Shakespeare e Deus gostam também de histórias – no caso, de contar histórias. Os dois são narradores engenhosos, que se aprimoram a cada episódio, dificultando sempre a situação de seus personagens e acrescentando infinitas camadas de complexidade. Se Deus faz poesia com a História, sabemos disso apenas pelos detalhes que poucos notam. Desde o início fica claro que, no entanto, Ele tem um plano traçado, que sabe muito bem o quer. A Bíblia – sua obra-prima, sem dúvida, apesar de muitas que viriam pela frente – é a epopeia do espírito humano, com banidos a procurar o retorno definitivo ao lugar que perderam. Contudo, Deus é também muito exigente: faz seus atores passarem por caminhos insólitos, misteriosos, de extrema provação física, mental, moral, espiritual - e até sexual. Na Bíblia, a vida é um palco dentro do palco, onde a peça é mais uma maneira de se chegar a uma outra existência, talvez mais completa.
Shakespeare é também exigente, mas ele levou algum tempo para chegar nesse tipo de excelência. Começou como aprendiz, leu muito, ouviu o que os outros falavam, viu as peças de seus contemporâneos – havia um que o impressionava de maneira especial, um jovem com sua mesma idade chamado Christopher Marlowe. Aos poucos, Shakespeare dominou seu métier, sentindo-se confortável o suficiente para ousar. É a partir daí que ele se faz de Deus, ao jogar com todos os recursos, todas as possibilidades naquilo que ambos fazem de melhor – criar e contar uma história.
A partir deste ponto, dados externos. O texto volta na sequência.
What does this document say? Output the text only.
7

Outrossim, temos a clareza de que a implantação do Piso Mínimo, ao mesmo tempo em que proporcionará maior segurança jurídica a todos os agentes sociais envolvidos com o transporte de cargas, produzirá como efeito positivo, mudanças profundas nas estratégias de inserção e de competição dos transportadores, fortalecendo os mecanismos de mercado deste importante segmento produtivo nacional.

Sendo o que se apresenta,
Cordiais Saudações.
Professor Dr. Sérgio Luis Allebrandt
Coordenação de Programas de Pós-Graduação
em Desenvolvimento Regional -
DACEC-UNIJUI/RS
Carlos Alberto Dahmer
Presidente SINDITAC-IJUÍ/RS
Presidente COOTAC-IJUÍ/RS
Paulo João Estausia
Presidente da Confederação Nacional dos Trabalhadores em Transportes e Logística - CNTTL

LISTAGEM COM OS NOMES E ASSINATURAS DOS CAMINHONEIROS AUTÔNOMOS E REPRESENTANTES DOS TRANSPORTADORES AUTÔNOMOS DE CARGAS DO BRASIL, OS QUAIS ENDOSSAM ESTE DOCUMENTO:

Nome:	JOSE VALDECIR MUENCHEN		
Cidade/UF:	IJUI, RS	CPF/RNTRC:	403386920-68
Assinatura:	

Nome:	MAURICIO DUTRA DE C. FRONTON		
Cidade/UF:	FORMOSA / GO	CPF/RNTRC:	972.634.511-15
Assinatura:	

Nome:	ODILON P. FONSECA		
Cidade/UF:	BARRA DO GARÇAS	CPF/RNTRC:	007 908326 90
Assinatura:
Há várias histórias dentro de uma história. Nisto tanto Deus como William Shakespeare foram mestres absolutos (existe um rival, Homero, mas ele foi o início de tudo, a plenitude disfarçada de esboço). Mas há uma diferença essencial: na verdade, não é Deus quem escreve essas histórias. Ele precisa de um ser humano para que Sua vontade e sabedoria sejam transformadas em linguagem. Deus detém o poder do Verbo, mas deseja que nós o transformemos em um pedaço da realidade. Este é o Seu dom. De certa maneira, Ele quer o ser humano a compartilhar um pouco de sua divindade ao contar uma história. Contudo, mesmo que reunissem os profetas, os visionários e os apóstolos numa sala para uma competição, todos perderiam para William Shakespeare.
2.
Por que esta predileção por um inglês beberrão, que gostava de declamar palavrões e provavelmente nem escovava os dentes? Simplesmente pelo fato de que ninguém superou Shakespeare na arte de contar uma história. Suas obras-primas – Hamlet, Rei Lear, A Tempestade, Muito Barulho Por Nada – serão sempre mistérios que nenhum estudioso conseguirá decifrar pois representam a vida em estado máximo, reordenada em uma unidade implacável, criada em torno de um Absoluto que une tudo e todos. Toda a nossa existência está contida em sua obra. Não se trata de chamá-la de uma “nova Bíblia” – como gosta Harold Bloom –, mas de um outro capítulo numa peça muito maior, na qual a mesma Bíblia é somente o prelúdio de um tema que, na realidade, é uma pergunta: Como conseguir a libertação do espírito?